Незадолго до начала активных действий со стороны Меллер-Закомельского и Чухнина, дружины боевиков во главе с евреями-революционерами захватили ряд портовых учреждений и кассу Севастопольского порта (деньги потом, разумеется, так никто и не нашел), спланировали (но уже не успели) захват почты, телеграфа, банка и успели раздать большую часть захваченного в порту оружия своим людям. По материалам следствия следует, что осенью 1905 года в состав севастопольских боевых групп входило по меньшей мере 700 боевиков… Для весьма небольшого города, каким был Севастополь в начале ХХ века это огромная цифра! Однако никто из этих семи сотен в бой с войсками не вступил. Она исчезли, едва заговорили пушки столь же таинственно, как и появились…

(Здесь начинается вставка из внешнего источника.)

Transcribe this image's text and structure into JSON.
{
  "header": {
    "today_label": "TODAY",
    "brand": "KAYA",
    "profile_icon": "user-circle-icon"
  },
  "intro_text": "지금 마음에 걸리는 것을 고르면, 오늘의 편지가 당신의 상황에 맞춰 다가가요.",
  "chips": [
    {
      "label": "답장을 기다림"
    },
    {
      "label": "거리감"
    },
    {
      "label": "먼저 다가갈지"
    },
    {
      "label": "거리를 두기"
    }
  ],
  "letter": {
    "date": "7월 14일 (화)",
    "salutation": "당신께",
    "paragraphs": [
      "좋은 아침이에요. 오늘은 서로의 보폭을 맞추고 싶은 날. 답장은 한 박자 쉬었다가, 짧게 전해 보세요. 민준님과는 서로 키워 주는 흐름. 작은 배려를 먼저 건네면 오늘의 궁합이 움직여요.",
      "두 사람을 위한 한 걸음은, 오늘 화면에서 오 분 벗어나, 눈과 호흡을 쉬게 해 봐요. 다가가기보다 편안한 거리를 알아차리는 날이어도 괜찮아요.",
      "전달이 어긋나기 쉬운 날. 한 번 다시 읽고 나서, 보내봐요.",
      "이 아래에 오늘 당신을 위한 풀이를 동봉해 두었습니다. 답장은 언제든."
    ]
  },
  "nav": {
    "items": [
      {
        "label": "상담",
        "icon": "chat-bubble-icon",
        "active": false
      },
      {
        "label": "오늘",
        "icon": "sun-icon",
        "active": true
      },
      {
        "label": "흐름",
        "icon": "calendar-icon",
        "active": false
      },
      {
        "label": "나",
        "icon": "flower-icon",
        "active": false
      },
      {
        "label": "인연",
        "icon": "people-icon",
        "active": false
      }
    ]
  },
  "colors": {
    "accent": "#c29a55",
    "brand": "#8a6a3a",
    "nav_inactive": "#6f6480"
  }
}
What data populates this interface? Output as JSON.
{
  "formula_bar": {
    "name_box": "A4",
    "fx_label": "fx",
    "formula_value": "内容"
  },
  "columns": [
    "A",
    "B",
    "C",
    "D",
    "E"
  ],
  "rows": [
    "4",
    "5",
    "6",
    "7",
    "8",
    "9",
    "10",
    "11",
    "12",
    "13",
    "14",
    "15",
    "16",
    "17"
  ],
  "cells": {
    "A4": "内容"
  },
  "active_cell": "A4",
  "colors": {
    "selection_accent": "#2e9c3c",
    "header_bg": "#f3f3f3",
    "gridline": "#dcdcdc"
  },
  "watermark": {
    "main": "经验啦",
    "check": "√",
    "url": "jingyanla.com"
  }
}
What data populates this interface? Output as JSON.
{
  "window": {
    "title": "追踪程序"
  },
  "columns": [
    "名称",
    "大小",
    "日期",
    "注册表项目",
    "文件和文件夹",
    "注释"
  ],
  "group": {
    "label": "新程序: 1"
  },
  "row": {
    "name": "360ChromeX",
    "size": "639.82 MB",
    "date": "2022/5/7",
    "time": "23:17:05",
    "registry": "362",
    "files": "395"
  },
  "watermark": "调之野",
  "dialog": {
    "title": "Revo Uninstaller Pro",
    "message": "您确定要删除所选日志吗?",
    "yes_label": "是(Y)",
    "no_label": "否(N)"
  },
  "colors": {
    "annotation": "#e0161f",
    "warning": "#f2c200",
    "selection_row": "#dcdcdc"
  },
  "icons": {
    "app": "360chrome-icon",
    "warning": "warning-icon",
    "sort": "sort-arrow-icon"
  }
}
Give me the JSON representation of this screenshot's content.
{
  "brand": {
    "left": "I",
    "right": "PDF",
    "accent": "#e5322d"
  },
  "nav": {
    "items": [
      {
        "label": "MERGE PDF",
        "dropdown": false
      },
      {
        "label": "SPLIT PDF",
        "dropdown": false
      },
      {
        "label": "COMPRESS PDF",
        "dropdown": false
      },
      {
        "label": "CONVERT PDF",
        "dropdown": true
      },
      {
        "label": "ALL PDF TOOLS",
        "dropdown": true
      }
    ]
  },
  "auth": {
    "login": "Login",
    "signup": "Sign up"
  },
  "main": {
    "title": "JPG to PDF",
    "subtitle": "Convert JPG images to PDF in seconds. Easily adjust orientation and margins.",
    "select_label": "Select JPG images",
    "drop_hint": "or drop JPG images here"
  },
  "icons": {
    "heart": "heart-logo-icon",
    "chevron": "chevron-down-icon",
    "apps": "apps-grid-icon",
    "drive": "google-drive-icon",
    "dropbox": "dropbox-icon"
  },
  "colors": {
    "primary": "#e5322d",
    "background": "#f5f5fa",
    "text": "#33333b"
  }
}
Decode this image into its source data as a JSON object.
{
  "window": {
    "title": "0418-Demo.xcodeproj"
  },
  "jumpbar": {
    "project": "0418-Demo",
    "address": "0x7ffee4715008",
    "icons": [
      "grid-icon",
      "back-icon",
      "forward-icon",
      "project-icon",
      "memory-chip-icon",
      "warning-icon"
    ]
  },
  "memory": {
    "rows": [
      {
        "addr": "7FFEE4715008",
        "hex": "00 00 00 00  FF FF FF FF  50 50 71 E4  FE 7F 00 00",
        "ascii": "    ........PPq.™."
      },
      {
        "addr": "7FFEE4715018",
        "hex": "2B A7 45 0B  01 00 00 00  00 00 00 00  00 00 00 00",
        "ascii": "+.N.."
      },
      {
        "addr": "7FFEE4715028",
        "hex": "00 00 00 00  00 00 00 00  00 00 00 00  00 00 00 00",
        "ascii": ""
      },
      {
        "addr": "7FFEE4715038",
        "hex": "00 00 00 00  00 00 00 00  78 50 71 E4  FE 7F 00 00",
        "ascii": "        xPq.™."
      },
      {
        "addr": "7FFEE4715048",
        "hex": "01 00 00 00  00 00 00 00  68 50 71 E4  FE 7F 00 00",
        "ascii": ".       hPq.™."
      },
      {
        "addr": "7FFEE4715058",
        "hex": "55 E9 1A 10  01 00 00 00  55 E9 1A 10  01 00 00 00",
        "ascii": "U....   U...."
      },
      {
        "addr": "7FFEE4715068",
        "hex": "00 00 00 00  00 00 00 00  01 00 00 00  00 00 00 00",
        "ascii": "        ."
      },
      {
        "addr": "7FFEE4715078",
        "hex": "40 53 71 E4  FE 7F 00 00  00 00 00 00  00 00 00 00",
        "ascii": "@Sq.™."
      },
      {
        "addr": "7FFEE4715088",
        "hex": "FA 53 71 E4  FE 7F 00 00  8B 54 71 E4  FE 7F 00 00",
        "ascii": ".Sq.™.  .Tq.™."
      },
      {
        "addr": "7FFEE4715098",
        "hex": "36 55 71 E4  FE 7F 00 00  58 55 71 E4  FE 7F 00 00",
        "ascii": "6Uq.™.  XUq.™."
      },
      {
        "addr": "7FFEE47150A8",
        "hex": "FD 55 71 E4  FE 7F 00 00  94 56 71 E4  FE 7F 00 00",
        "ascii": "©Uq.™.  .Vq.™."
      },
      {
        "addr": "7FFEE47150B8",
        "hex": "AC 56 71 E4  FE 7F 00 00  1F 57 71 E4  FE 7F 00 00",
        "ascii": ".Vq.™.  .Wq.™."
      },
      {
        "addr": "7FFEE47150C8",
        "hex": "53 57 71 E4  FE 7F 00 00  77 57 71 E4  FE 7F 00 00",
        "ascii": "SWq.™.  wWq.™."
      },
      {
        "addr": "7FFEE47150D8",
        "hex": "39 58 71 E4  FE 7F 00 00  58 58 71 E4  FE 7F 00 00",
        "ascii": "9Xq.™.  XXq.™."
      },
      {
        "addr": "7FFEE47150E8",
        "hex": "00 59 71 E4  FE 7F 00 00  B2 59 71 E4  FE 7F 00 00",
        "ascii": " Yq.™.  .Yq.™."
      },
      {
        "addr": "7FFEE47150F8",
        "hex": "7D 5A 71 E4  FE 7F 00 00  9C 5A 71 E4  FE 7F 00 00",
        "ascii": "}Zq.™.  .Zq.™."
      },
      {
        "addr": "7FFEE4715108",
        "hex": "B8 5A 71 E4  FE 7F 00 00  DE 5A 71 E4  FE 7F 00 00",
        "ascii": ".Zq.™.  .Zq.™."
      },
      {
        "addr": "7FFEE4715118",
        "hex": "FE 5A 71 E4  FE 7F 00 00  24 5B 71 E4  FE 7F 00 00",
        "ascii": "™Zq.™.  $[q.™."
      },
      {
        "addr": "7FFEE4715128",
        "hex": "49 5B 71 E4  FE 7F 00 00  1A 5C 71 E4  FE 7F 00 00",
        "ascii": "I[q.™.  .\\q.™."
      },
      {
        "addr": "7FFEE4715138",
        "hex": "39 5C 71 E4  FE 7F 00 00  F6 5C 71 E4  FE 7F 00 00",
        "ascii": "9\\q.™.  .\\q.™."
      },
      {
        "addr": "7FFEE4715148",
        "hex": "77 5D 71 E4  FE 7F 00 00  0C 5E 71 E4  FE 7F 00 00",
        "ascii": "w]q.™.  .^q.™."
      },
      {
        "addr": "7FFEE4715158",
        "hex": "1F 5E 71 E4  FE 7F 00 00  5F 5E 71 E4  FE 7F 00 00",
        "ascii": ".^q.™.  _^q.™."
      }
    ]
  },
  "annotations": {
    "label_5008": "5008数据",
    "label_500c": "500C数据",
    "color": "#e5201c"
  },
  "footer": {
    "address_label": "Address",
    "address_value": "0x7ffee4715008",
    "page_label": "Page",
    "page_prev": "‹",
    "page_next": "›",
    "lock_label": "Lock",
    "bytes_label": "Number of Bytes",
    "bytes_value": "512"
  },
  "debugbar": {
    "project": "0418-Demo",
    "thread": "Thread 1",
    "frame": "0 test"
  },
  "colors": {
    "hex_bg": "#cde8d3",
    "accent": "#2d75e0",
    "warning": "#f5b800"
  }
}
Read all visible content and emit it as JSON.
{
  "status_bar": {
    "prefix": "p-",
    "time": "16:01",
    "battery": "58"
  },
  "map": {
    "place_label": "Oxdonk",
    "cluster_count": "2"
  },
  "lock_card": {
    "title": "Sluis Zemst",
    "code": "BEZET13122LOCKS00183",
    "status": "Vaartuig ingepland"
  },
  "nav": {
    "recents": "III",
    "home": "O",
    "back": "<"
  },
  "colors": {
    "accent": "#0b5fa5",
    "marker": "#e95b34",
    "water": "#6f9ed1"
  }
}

При этом до начала боевых действий боевиками были захвачены и портовые склады с оружием, часть которого быстро попала в морские казармы.
Из материалов следствия: «…Топалов-Руванцев сообщил, что в одном из портовых складов имеется оружие. Он же, – Топалов возглавил боевую дружину, направившуюся на оружейный склад. В составе дружины были: П.Ф. Шиманский, В.О. Вискирский, Я.Т. Бобырь, И.Ф. Мовчан, С.К. Кичатый и другие боевики. Дружинники овладели складом и переправили винтовки, пулеметы и револьверы в казармы флотской дивизии". При этом часть матросов все же оказалась без оружия, так как несколькими днями ранее, во избежание возможного кровопролития, часть стрелкового оружия из флотских казарм было перенесено в портовые оружейные склады.
Многое в расстановке сил и конечном успехе зависело от артиллеристов береговых батарей Севастополя. Вначале под воздействием интенсивной революционной агитации они склонились к восставшим и даже прислали представителей в Лазаревские казармы, чтобы выработать общий план действий. Но здесь на должной высоте оказался комендант Севастопольской крепости, генерал-лейтенант Неплюев, который действовал на редкость решительно и оперативно. Расположив на Историческом бульваре пулеметы против мятежных морских казарм, генерал бесстрашно отправился в казармы Брестского полка и приказал бунтовщикам сдать оружие и принести повинную, угрожая, в противном случае, пустить в ход пулеметы. Храброго генерала, конечно же сразу арестовали и отвели в морские казармы. Сделано это было по науськиванию неких гражданских лиц, находившихся в тот момент в Лазаревских казармах.